Were they there to protect them, or to make sure no one else jumps overboard and decides to chance it on their own?
Given recent developments, it was a fair question to ask, as EU leaders took a ‘relaxed’ boat cruise along the Danube, surrounded by at least 12 military defence boats, two helicopters, and dozens of balaclava-wearing police snipers.
The event — indeed, all of the public events yesterday, from the choreographed family photo to the joint press conferences, to carefully chosen words such as “challenges” to describe escalating crises — was meant to show it is full steam ahead for the good ship EU.

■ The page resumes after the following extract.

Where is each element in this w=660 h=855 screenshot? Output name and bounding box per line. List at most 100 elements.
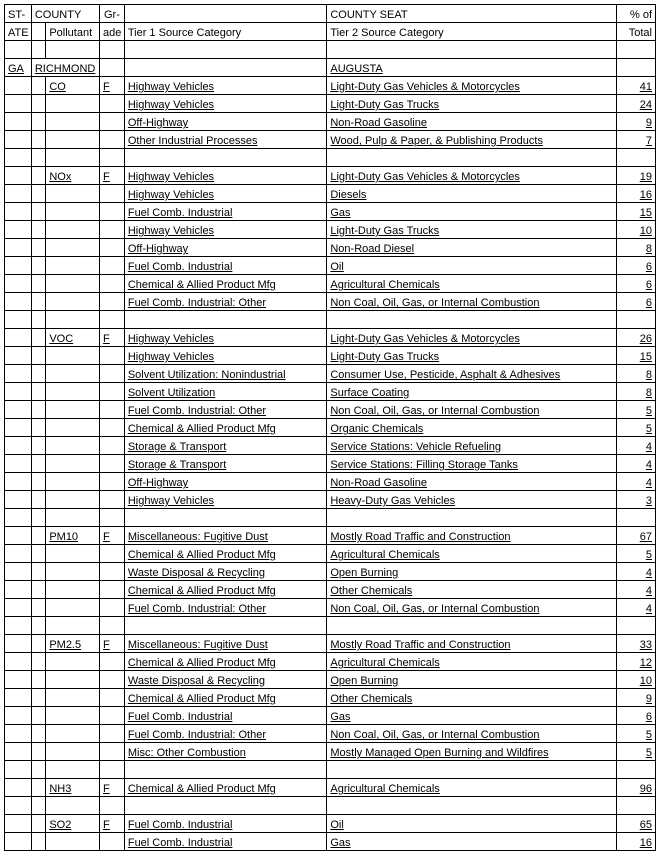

As an exercise in honesty, it struggled to convince.
The post-Brexit EU is facing a series of internal rifts that, if not dealt with by anything stronger than PR whitewashing, threaten to destabilise the entire political bloc.
The issue was at the heart of yesterday’s informal heads-of-state summit in Bratislava, Slovakia, and it is difficult to ignore.
The ongoing refugee crisis has split southern and eastern European nations from the north and west, with Hungarian prime minister Viktor Orban calling refugees a “poison”, causing his Luxembourg counterpart to suggest his country should be thrown out.
Persistent French and German calls for terrorism defence “co-operation” have led some to fear the creeping creation of an EU army and Taoiseach Enda Kenny to remind his colleagues of Ireland’s “red line” stance on neutrality.
Speaking after yesterday’s summit, Mr Kenny was keen to stress that some progress has been made on tackling the “challenges” Europe faces.
Dismissing recent claims of an EU “existential crisis”, he said the bloc is like a “massive government of co-operation” similar to Ireland’s, inadvertently leading more than a few to wonder who Europe’s John Halligan might eventually be.
During a joint press conference the same tone was struck by French president François Hollande and German chancellor Angela Merkel, who said they hope everyone will work together to make the post-Brexit EU a “success”.
How that success can be achieved with a diverse bloc of competing and at times polar opposite interests remains unclear.
The European Council president Donald Tusk said yesterday he wants EU leaders to be “brutally honest” about their difficulties, adding they “must not let this crisis [Brexit] go to waste”. He said: “We can’t start our discussion with this kind of blissful conviction that nothing is wrong, that everything was and is ok. We have to assure our citizens that we have learned the lesson.”
It was like something a captain says to calm passengers as the boat is bounced around by waves. We have it under control. Oh, and that Brexit thing where someone plummeted overboard, never to be seen again? Just a once-off. Honestly.
The good ship EU still sails serenely along on the surface but its hull is nowhere near as sturdy as it was.